Beim Lesen dieses klugen und spannenden Romans musste ich immer wieder daran denken, dass es eigentlich der feuchte Traum vieler national-religiöser jüdischer Israelis war und ist, eines Tages aufzuwachen und festzustellen, dass die Araber bzw. Palästinenser alle verschwunden sind. Und die übrigen jüdischen Israelis, auch wenn sie das nicht träumen, hätten nichts dagegen.  Leider aber wachen die Israelis jeden morgen auf und müssen feststellen, dass die Araber, die man jetzt Palästinenser nennt, immer noch da sind.

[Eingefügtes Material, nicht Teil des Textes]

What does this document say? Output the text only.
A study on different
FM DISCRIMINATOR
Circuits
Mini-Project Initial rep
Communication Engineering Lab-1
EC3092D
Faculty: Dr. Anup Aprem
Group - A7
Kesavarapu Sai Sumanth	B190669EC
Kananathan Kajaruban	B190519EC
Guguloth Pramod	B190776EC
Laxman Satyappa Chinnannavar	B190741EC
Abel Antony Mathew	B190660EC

Beim Lesen dieses Buches wird mir klar, wie wenig jüdische Israelis von den arabischen Israelis wissen, wie wenig sie sich für sie interessierten und wie wenig sie ihre Nachbarn kennen. Ein israelischer Freund aus der Mittelklasse wollte sich mir und meinen deutschen Freunden gegenüber als Humanist und Araberfreund präsentieren und gab an Araber zu kennen. Es stellte sich heraus, dass der einzige Araber, den er kannte, der Gärtner war, der im städtischen Parkt die Pflanzen pflegte, mit dem er aber keinen gesellschaftlichen Kontakt hatte. Andere Araber kannte er nicht und schon gar nicht aus seinem Bildungsmilieu. Wozu auch?

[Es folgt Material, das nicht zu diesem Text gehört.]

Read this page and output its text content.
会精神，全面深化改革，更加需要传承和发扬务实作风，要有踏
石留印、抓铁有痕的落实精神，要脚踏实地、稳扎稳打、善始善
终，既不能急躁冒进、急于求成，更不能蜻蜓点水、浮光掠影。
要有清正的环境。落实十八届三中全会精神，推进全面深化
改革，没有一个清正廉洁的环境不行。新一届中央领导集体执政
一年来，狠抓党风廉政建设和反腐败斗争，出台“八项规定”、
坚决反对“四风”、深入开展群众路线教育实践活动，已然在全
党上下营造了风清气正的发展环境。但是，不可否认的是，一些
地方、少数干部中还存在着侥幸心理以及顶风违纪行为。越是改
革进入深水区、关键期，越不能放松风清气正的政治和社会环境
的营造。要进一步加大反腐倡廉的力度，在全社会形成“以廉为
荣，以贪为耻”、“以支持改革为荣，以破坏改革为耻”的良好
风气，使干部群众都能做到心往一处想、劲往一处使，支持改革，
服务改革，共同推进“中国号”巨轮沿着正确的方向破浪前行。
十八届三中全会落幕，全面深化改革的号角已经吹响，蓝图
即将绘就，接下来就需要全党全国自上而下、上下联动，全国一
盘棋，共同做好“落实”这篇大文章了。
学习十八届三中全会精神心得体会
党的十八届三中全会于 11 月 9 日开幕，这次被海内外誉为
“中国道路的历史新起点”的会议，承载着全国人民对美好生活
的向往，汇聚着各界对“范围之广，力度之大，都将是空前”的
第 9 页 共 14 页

Dann stieß ich auf Seite 206 auf eine Stelle, die mich an Jakob Wassermanns Gedicht aus seinem Buch „Mein Weg als Deutscher und Jude“ erinnerte, wo er schreibt: „Bei der Erkenntnis der Aussichtslosigkeit der Bemühung wird die Bitterkeit in der Brust zum tödlichen Krampf“. Diesen Krampf habe ich auch bei Ibtisam Azem gespürt, wenn sie schreibt: „Ab und zu sprechen wir ganz ruhig. Meistens schweigen wir…Wir hassen euch. Wir gehen auf euch zu. Lieben euch sogar als Menschen. Wir imitieren euch. Wir glauben euch. Und wissen doch, dass wir zuallererst uns selbst belügen.“

Und sofort kommt mir in den Sinn Jakob Wassermanns Gedicht in seinem Essay „Mein Weg als Deutscher und Jude“: „Es ist vergeblich, das Gift zu entgiften. Sie brauen frisches. Es ist vergeblich, für sie zu leben und für sie zu sterben. Sie sagen er ist ein Jude.“ Und die nationalen Juden in Israel sagen: „Er ist ein Araber.“ Die anderen schweigen. Und die Minderheit, die darüber spricht, gilt als Landesverräter.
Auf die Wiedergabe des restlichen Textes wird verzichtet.